FolderJ'ai beau ne plus télécharger illégalement aujourd'hui (je vous prie de fermer les yeux sur quelques live), je continue à fréquenter les blogs albums, non pas pour tester mon degré de résistance à la tentation, mais pour me tenir informé des sorties. Car je n'ai pas à ce jour trouvé de sites aussi complets que ceux tenus par le côté noir de la force. Bolachas Gratis est à plus d'un titre exceptionnel : d'abord par la fréquence de son actualisation (quotidienne), ensuite par sa spécialisation (amis du folk neurasthénique, du math-rock et de la twee-pop, tu es chez toi), enfin par son exhaustivité. C'est grâce à lui que j'ai entendu parler pour la première fois de Peter & The Wolf, Chris Garneau ou Ben & Bruno. S'il offre évidemment des liens vers rapidshare ou megaupload, Bolachas Gratis met toujours à disposition des internautes qui voudraient découvrir tout en restant dans la légalité un lien myspace, un lien youtube, une bio ou une critique (même s'il s'agit d'un bête copier-coller d'après All Music Guide). C'est fou tout ce qu'on trouve sur ce blog : les nouveautés les plus pointues, parues sur des labels minuscules, quand ce ne sont pas des autoproduits. Je ne sais pas s'il nuit aux artistes ou si au contraire il leur offre une promotion inattendue  : mais je sais que, sans lui, je n'aurai jamais été au courant de la sortie d'un nouvel album de Rhonda Harris.

Le premier album de Rhonda Harris est certainement un des disques que j'ai le plus écouté depuis sa sortie en 1995. J'en possède même deux exemplaires, au cas où l'un viendrait à me lâcher. Il faut dire aussi qu'on n'a pas la chance de le croiser tous les jours non plus (ce qui n'est plus tout à fait vrai depuis qu'il a été réédité). Cet enregistrement repose sur un petit miracle : entre "Pale Blue Eyes" et "Jesus", sur le troisième Velvet, un Dannois a trouvé une porte dérobée. Un monde de douceur dont le premier manifeste, qui ne comporte que 10 plages, est un chef d'oeuvre (il comporte par exemple la meilleure reprise de Daniel Johnston jamais enregistrée). Le miracle ne se reproduit malheureusement pas quand le groupe remet ça en 2001, et disparaît aussi discrètement qu'il était apparu.
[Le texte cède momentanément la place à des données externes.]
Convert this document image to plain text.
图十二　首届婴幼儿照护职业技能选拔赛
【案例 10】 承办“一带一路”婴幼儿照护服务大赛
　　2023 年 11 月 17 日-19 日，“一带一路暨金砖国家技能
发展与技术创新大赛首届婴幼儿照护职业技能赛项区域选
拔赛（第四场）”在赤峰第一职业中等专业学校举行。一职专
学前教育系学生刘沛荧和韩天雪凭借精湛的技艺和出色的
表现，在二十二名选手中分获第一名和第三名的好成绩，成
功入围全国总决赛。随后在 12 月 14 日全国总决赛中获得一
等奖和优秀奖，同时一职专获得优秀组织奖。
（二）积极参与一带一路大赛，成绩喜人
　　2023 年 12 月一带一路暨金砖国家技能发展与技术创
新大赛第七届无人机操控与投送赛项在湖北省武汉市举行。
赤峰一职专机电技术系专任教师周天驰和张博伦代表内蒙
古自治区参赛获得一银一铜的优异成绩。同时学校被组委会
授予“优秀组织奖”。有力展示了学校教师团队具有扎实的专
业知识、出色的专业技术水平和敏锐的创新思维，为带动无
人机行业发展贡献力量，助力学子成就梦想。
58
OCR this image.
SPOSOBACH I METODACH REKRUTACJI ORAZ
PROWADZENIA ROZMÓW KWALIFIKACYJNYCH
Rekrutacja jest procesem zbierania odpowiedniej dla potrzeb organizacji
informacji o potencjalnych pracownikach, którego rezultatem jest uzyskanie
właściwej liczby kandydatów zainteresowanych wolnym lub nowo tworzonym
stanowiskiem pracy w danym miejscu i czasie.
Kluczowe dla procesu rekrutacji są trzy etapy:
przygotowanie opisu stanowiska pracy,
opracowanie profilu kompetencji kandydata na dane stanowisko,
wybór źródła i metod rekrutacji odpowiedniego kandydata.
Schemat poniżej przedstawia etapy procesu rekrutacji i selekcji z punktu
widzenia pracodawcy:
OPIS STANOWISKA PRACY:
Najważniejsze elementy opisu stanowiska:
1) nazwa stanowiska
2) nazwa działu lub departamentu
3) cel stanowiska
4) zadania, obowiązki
Vraiment ? Non, pas vraiment. Rhonda Harris s'attelait à un projet aussi ambitieux qu'insolite : un album en hommage à Townes Van Zandt. Dont je n'aurai jamais entendu parler si Bolachas Gratis n'était pas passé par là, alors qu'il était déjà disponible sur eMusic. Immédiatement, je l'achète et je le découvre, émerveillé. Il s'appelle Tell The World We Tried, comme un aveu. Pourtant, s'il manquait des raisons de s'intéresser au répertoire du songwriter texan, la filière danoise en fournirait de belles. Même les chansons les plus connues du troubadour ("Kathleen", "No Place to Fall", "Waiting Round to Die"...) sont totalement revisitées, avec cette délicatesse incomparable. Un de mes groupes préférés reprend un de mes artistes favoris : c'est presque trop beau pour être vrai. Et pourtant c'est vrai. Il y a même "St John The Gambler" (sur Mother The Mountain, la perle de sa discographie), dans une version magnifique. C'est Noël avant l'heure. D'ailleurs c'est bientôt Noël. Sauf que cette année, je sais que Santa Claus est danois. Et qu'il est allé faire ses courses avec des bottes de cow-boy.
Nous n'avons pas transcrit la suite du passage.